Nunca he entendido por qué en España se paga tan mal. La respuesta de los economistas suele ser no sé qué de la productividad, pero médicos, ingenieros, recepcionistas de hotel, soldadores o conductores de autobús ganan mucho más en el extranjero por hacer el mismo trabajo que aquí y, probablemente, durante menos horas.  Que todos sabemos que muchos jefes españoles esperan que sus empleados hagan horas extras gratis como si fueran a heredar la empresa.
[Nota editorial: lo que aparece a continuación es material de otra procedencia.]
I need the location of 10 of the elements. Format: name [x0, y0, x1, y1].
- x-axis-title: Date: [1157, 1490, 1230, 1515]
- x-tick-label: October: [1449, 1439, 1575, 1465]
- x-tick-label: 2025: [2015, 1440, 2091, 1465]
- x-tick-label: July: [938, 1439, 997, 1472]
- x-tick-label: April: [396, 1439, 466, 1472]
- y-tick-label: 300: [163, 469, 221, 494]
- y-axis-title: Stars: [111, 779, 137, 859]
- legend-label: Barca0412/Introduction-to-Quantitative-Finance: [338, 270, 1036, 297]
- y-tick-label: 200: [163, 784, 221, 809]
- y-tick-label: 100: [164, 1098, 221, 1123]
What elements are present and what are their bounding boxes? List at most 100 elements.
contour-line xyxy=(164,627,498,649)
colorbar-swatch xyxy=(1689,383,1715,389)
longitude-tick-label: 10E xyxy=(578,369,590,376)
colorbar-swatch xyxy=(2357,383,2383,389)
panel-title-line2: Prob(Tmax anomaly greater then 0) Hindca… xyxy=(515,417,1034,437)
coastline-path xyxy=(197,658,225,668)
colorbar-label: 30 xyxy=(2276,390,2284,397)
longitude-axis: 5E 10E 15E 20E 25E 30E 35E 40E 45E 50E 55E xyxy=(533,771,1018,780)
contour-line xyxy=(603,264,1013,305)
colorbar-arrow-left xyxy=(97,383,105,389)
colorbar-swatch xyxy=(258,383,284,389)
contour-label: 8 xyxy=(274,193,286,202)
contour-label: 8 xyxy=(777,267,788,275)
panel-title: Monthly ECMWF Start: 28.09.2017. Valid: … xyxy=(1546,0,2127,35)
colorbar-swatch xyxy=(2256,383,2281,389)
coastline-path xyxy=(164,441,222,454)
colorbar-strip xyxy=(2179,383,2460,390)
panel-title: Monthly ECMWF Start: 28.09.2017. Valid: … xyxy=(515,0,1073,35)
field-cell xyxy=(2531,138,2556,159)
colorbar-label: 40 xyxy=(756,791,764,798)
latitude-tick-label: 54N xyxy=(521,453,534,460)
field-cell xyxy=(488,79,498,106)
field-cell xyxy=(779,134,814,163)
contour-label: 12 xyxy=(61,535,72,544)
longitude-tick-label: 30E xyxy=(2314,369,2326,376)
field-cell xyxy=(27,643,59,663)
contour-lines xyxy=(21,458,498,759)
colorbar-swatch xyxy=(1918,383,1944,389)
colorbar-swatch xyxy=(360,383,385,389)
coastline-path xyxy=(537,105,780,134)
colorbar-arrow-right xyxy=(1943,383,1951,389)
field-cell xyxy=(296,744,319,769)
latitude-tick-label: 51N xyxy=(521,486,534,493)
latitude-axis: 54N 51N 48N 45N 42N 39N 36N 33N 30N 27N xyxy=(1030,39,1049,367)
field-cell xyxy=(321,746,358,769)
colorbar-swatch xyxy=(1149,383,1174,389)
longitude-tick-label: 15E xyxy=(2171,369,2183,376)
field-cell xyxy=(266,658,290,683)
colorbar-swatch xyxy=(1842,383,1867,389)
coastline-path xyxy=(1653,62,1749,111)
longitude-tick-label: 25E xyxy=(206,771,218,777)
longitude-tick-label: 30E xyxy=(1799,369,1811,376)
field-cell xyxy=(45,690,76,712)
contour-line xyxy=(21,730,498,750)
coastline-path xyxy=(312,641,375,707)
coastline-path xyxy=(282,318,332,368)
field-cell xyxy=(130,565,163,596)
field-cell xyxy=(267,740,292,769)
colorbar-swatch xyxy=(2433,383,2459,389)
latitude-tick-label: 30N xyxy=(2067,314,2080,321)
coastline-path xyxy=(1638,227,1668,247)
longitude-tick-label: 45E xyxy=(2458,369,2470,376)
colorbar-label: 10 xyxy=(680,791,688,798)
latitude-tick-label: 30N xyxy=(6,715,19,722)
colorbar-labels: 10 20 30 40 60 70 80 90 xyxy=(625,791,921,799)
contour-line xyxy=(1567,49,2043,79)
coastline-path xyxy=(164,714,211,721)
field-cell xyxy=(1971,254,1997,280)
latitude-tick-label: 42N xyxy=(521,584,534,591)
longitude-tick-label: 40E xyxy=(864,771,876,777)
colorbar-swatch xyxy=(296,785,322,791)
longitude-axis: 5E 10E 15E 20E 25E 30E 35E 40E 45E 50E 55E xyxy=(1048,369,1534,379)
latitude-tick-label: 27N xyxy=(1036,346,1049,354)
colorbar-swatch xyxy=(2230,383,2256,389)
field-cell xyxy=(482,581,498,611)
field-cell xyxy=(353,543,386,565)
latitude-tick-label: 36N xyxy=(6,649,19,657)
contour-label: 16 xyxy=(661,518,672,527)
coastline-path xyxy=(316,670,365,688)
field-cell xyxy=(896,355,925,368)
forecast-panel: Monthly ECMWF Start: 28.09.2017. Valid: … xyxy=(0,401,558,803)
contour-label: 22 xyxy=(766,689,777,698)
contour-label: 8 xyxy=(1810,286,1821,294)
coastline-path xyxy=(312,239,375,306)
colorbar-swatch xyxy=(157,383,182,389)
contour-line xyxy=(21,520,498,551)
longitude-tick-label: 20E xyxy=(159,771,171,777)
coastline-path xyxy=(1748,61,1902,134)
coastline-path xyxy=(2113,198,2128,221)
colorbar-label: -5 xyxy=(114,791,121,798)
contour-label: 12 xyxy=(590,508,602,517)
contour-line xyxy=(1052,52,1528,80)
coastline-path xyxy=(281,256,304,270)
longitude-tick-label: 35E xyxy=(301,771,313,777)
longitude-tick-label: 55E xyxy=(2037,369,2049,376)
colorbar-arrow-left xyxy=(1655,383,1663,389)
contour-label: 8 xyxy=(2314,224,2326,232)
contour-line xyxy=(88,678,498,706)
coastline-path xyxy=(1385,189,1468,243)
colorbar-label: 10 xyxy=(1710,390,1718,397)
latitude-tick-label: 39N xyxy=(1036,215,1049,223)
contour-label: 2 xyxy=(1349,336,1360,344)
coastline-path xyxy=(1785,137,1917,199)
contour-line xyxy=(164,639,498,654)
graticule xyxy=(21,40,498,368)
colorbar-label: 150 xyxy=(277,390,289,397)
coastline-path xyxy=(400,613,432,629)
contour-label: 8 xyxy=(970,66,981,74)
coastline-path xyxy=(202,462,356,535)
Pero no todos los empresarios son explotadores igual que no todos los hombres son violadores; también el Estado —y especialmente con este gobierno— se lleva su parte del pastel y ejerce una gran presión burocrática y fiscal sobre empresas y rentas del trabajo.

Tenemos un gobierno elefantiásico, pero a ninguno de sus miembros —tampoco a la oposición— se le ocurre que eliminar los impuestos a la primera vivienda ayudaría mucho

En cuanto a la vivienda, está muy cara en todas las grandes ciudades europeas, en eso España no es una excepción. Pero aquí se utilizó la pandemia para experimentar políticas de la Agenda 2030 —no tendrás nada y serás feliz—e ir cargando sobre los contribuyentes lo que hasta entonces habían sido obligaciones del Estado. Así, y a requerimiento de Podemos, Sánchez aprobó el Real Decreto 11/2020 con la excusa de ayudar a los más desfavorecidos. Pero hace dos años que acabó la pandemia y el RD se sigue prorrogando, se sigue vulnerabilizando a gran parte de la población y obligando a los propietarios a ser los servicios sociales de quienes no pueden —o no quieren— pagar un alquiler. Si yo quisiera ir aboliendo la propiedad privada poco a poco, no haría nada distinto de lo que está haciendo el gobierno.

La laxitud con los okupas y con los inquilinos que dejan de pagar ha restringido la oferta inmobiliaria; y quienes aún se atreven a poner su propiedad en alquiler exigen cada vez más requisitos a sus inquilinos, lo que, lógicamente, encarece los precios. Tenemos un gobierno elefantiásico, pero a ninguno de sus miembros —tampoco a la oposición— se le ocurre que eliminar los impuestos a la primera vivienda ayudaría mucho. Por el contrario, algunos ministros nos dicen que hay que regular todavía más los alquileres; es decir: quieren que el precio suba todavía más. Y, ante semejante panorama kafkiano, los mejores españoles emigran. Otros, como Curro Machuca, montan el Sindicato de Inquilinas e Inquilinos en Málaga, que en junio propuso que se despenalice la ocupación  (A partir de 1:20)  hasta que  el Estado pueda ofrecer  viviendas sociales.

Mientras, en Canarias no dan abasto a agasajar a mocetones africanos y hasta sirios y pakistaníes, somos la meca —y nunca mejor dicho— de la inmigración ilegal. Por fortuna, al fin Pedro Sánchez ha vuelto de sus interminables vacaciones. Y morenísimo cual Lola Flores tras un verano en Marbella, nos ha prometido más impuestos, más tercer mundo y menos Lamborghinis.